Optional integer random seed for fold assignment.

...

Additional arguments passed to coxkl_ridge.

Value

An object of class "cv.coxkl_ridge":

integrated_stat.full_results: Data frame with columns eta, lambda, and the aggregated CV score per lambda; for loss criteria an additional column Loss = -2 * score; for C-index criteria a column named CIndex_pooled or CIndex_foldaverage.
integrated_stat.best_per_eta: Data frame with the best lambda (per eta) according to the chosen criterion.
external_stat: Scalar baseline statistic computed from RS under the same cv.criteria.
criteria: The evaluation criterion used.
nfolds: Number of folds.

Details

Data are sorted by stratum and time. External information must be given via RS or beta (if beta has length ncol(z), the function computes RS = z %*% beta). For each candidate eta, a lambda path is determined (generated if lambda = NULL, otherwise the supplied lambda values are sorted decreasingly).
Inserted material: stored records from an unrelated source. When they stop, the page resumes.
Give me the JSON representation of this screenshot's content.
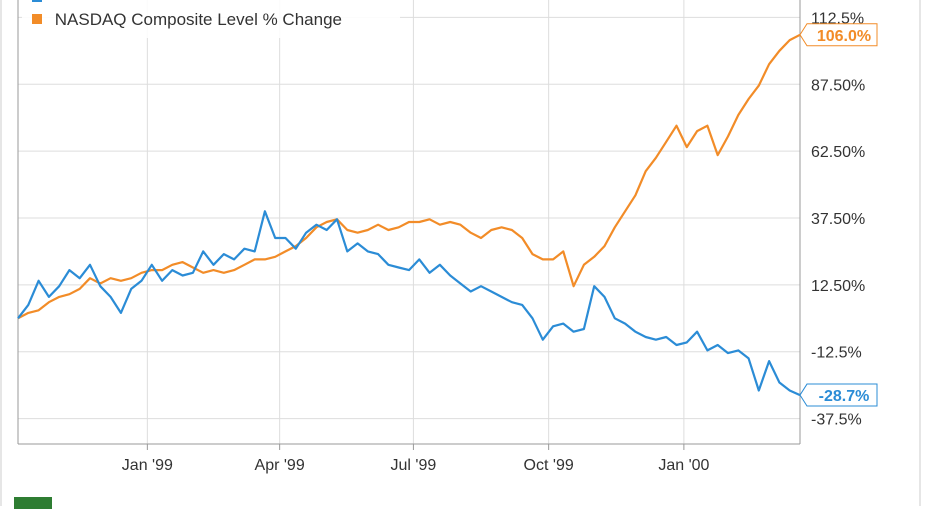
{
  "chart_data": {
    "type": "line",
    "ylabel_format": "percent",
    "ylim": [
      -47,
      119
    ],
    "x_range": [
      "1998-10-05",
      "2000-03-20"
    ],
    "x_ticks": [
      {
        "label": "Jan '99",
        "date": "1999-01-01"
      },
      {
        "label": "Apr '99",
        "date": "1999-04-01"
      },
      {
        "label": "Jul '99",
        "date": "1999-07-01"
      },
      {
        "label": "Oct '99",
        "date": "1999-10-01"
      },
      {
        "label": "Jan '00",
        "date": "2000-01-01"
      }
    ],
    "y_ticks": [
      {
        "label": "112.5%",
        "value": 112.5
      },
      {
        "label": "87.50%",
        "value": 87.5
      },
      {
        "label": "62.50%",
        "value": 62.5
      },
      {
        "label": "37.50%",
        "value": 37.5
      },
      {
        "label": "12.50%",
        "value": 12.5
      },
      {
        "label": "-12.5%",
        "value": -12.5
      },
      {
        "label": "-37.5%",
        "value": -37.5
      }
    ],
    "grid": true,
    "legend_position": "top-left",
    "series": [
      {
        "name": "NASDAQ Composite Level % Change",
        "color": "#f28c28",
        "end_label": "106.0%",
        "points": [
          [
            "1998-10-05",
            0
          ],
          [
            "1998-10-12",
            2
          ],
          [
            "1998-10-19",
            3
          ],
          [
            "1998-10-26",
            6
          ],
          [
            "1998-11-02",
            8
          ],
          [
            "1998-11-09",
            9
          ],
          [
            "1998-11-16",
            11
          ],
          [
            "1998-11-23",
            15
          ],
          [
            "1998-11-30",
            13
          ],
          [
            "1998-12-07",
            15
          ],
          [
            "1998-12-14",
            14
          ],
          [
            "1998-12-21",
            15
          ],
          [
            "1998-12-28",
            17
          ],
          [
            "1999-01-04",
            18
          ],
          [
            "1999-01-11",
            18
          ],
          [
            "1999-01-18",
            20
          ],
          [
            "1999-01-25",
            21
          ],
          [
            "1999-02-01",
            19
          ],
          [
            "1999-02-08",
            17
          ],
          [
            "1999-02-15",
            18
          ],
          [
            "1999-02-22",
            17
          ],
          [
            "1999-03-01",
            18
          ],
          [
            "1999-03-08",
            20
          ],
          [
            "1999-03-15",
            22
          ],
          [
            "1999-03-22",
            22
          ],
          [
            "1999-03-29",
            23
          ],
          [
            "1999-04-05",
            25
          ],
          [
            "1999-04-12",
            27
          ],
          [
            "1999-04-19",
            30
          ],
          [
            "1999-04-26",
            34
          ],
          [
            "1999-05-03",
            36
          ],
          [
            "1999-05-10",
            37
          ],
          [
            "1999-05-17",
            33
          ],
          [
            "1999-05-24",
            32
          ],
          [
            "1999-05-31",
            33
          ],
          [
            "1999-06-07",
            35
          ],
          [
            "1999-06-14",
            33
          ],
          [
            "1999-06-21",
            34
          ],
          [
            "1999-06-28",
            36
          ],
          [
            "1999-07-05",
            36
          ],
          [
            "1999-07-12",
            37
          ],
          [
            "1999-07-19",
            35
          ],
          [
            "1999-07-26",
            36
          ],
          [
            "1999-08-02",
            35
          ],
          [
            "1999-08-09",
            32
          ],
          [
            "1999-08-16",
            30
          ],
          [
            "1999-08-23",
            33
          ],
          [
            "1999-08-30",
            34
          ],
          [
            "1999-09-06",
            33
          ],
          [
            "1999-09-13",
            30
          ],
          [
            "1999-09-20",
            24
          ],
          [
            "1999-09-27",
            22
          ],
          [
            "1999-10-04",
            22
          ],
          [
            "1999-10-11",
            25
          ],
          [
            "1999-10-18",
            12
          ],
          [
            "1999-10-25",
            20
          ],
          [
            "1999-11-01",
            23
          ],
          [
            "1999-11-08",
            27
          ],
          [
            "1999-11-15",
            34
          ],
          [
            "1999-11-22",
            40
          ],
          [
            "1999-11-29",
            46
          ],
          [
            "1999-12-06",
            55
          ],
          [
            "1999-12-13",
            60
          ],
          [
            "1999-12-20",
            66
          ],
          [
            "1999-12-27",
            72
          ],
          [
            "2000-01-03",
            64
          ],
          [
            "2000-01-10",
            70
          ],
          [
            "2000-01-17",
            72
          ],
          [
            "2000-01-24",
            61
          ],
          [
            "2000-01-31",
            68
          ],
          [
            "2000-02-07",
            76
          ],
          [
            "2000-02-14",
            82
          ],
          [
            "2000-02-21",
            87
          ],
          [
            "2000-02-28",
            95
          ],
          [
            "2000-03-06",
            100
          ],
          [
            "2000-03-13",
            104
          ],
          [
            "2000-03-20",
            106
          ]
        ]
      },
      {
        "name": "",
        "color": "#2b8cd6",
        "end_label": "-28.7%",
        "points": [
          [
            "1998-10-05",
            0
          ],
          [
            "1998-10-12",
            5
          ],
          [
            "1998-10-19",
            14
          ],
          [
            "1998-10-26",
            8
          ],
          [
            "1998-11-02",
            12
          ],
          [
            "1998-11-09",
            18
          ],
          [
            "1998-11-16",
            15
          ],
          [
            "1998-11-23",
            20
          ],
          [
            "1998-11-30",
            12
          ],
          [
            "1998-12-07",
            8
          ],
          [
            "1998-12-14",
            2
          ],
          [
            "1998-12-21",
            11
          ],
          [
            "1998-12-28",
            14
          ],
          [
            "1999-01-04",
            20
          ],
          [
            "1999-01-11",
            14
          ],
          [
            "1999-01-18",
            18
          ],
          [
            "1999-01-25",
            16
          ],
          [
            "1999-02-01",
            17
          ],
          [
            "1999-02-08",
            25
          ],
          [
            "1999-02-15",
            20
          ],
          [
            "1999-02-22",
            24
          ],
          [
            "1999-03-01",
            22
          ],
          [
            "1999-03-08",
            26
          ],
          [
            "1999-03-15",
            25
          ],
          [
            "1999-03-22",
            40
          ],
          [
            "1999-03-29",
            30
          ],
          [
            "1999-04-05",
            30
          ],
          [
            "1999-04-12",
            26
          ],
          [
            "1999-04-19",
            32
          ],
          [
            "1999-04-26",
            35
          ],
          [
            "1999-05-03",
            33
          ],
          [
            "1999-05-10",
            37
          ],
          [
            "1999-05-17",
            25
          ],
          [
            "1999-05-24",
            28
          ],
          [
            "1999-05-31",
            25
          ],
          [
            "1999-06-07",
            24
          ],
          [
            "1999-06-14",
            20
          ],
          [
            "1999-06-21",
            19
          ],
          [
            "1999-06-28",
            18
          ],
          [
            "1999-07-05",
            22
          ],
          [
            "1999-07-12",
            17
          ],
          [
            "1999-07-19",
            20
          ],
          [
            "1999-07-26",
            16
          ],
          [
            "1999-08-02",
            13
          ],
          [
            "1999-08-09",
            10
          ],
          [
            "1999-08-16",
            12
          ],
          [
            "1999-08-23",
            10
          ],
          [
            "1999-08-30",
            8
          ],
          [
            "1999-09-06",
            6
          ],
          [
            "1999-09-13",
            5
          ],
          [
            "1999-09-20",
            0
          ],
          [
            "1999-09-27",
            -8
          ],
          [
            "1999-10-04",
            -3
          ],
          [
            "1999-10-11",
            -2
          ],
          [
            "1999-10-18",
            -5
          ],
          [
            "1999-10-25",
            -4
          ],
          [
            "1999-11-01",
            12
          ],
          [
            "1999-11-08",
            8
          ],
          [
            "1999-11-15",
            0
          ],
          [
            "1999-11-22",
            -2
          ],
          [
            "1999-11-29",
            -5
          ],
          [
            "1999-12-06",
            -7
          ],
          [
            "1999-12-13",
            -8
          ],
          [
            "1999-12-20",
            -7
          ],
          [
            "1999-12-27",
            -10
          ],
          [
            "2000-01-03",
            -9
          ],
          [
            "2000-01-10",
            -5
          ],
          [
            "2000-01-17",
            -12
          ],
          [
            "2000-01-24",
            -10
          ],
          [
            "2000-01-31",
            -13
          ],
          [
            "2000-02-07",
            -12
          ],
          [
            "2000-02-14",
            -15
          ],
          [
            "2000-02-21",
            -27
          ],
          [
            "2000-02-28",
            -16
          ],
          [
            "2000-03-06",
            -24
          ],
          [
            "2000-03-13",
            -27
          ],
          [
            "2000-03-20",
            -28.7
          ]
        ]
      }
    ]
  }
}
Cross-validation folds are created by get_fold. In each fold, coxkl_ridge is fit on the training split across the full lambda path with data_sorted = TRUE, and the chosen criterion is evaluated on the test split and aggregated:

"V&VH": sums pl(full) - pl(train) across folds (reported as loss via Loss = -2 * score).
"LinPred": aggregates test-fold linear predictors and evaluates partial log-likelihood on full data (reported as Loss = -2 * score).
"CIndex_pooled": pools comparable-pair numerators/denominators across folds to compute one C-index.
"CIndex_foldaverage": averages the per-fold stratified C-index.

The best lambda is chosen per eta (minimizing loss or maximizing C-index). The function also computes an external baseline statistic from RS under the same criterion.

Examples

# \donttest{
data(ExampleData_highdim) 

train_dat_highdim <- ExampleData_highdim$train
beta_external_highdim <- ExampleData_highdim$beta_external

etas <- generate_eta(method = "exponential", n = 10, max_eta = 100)
cv_res <- cv.coxkl_ridge(z = train_dat_highdim$z,
                         delta = train_dat_highdim$status,
                         time = train_dat_highdim$time,
                         beta = beta_external_highdim,
                         etas = etas)
#> Warning: Stratum not provided. Treating all data as one stratum.
# }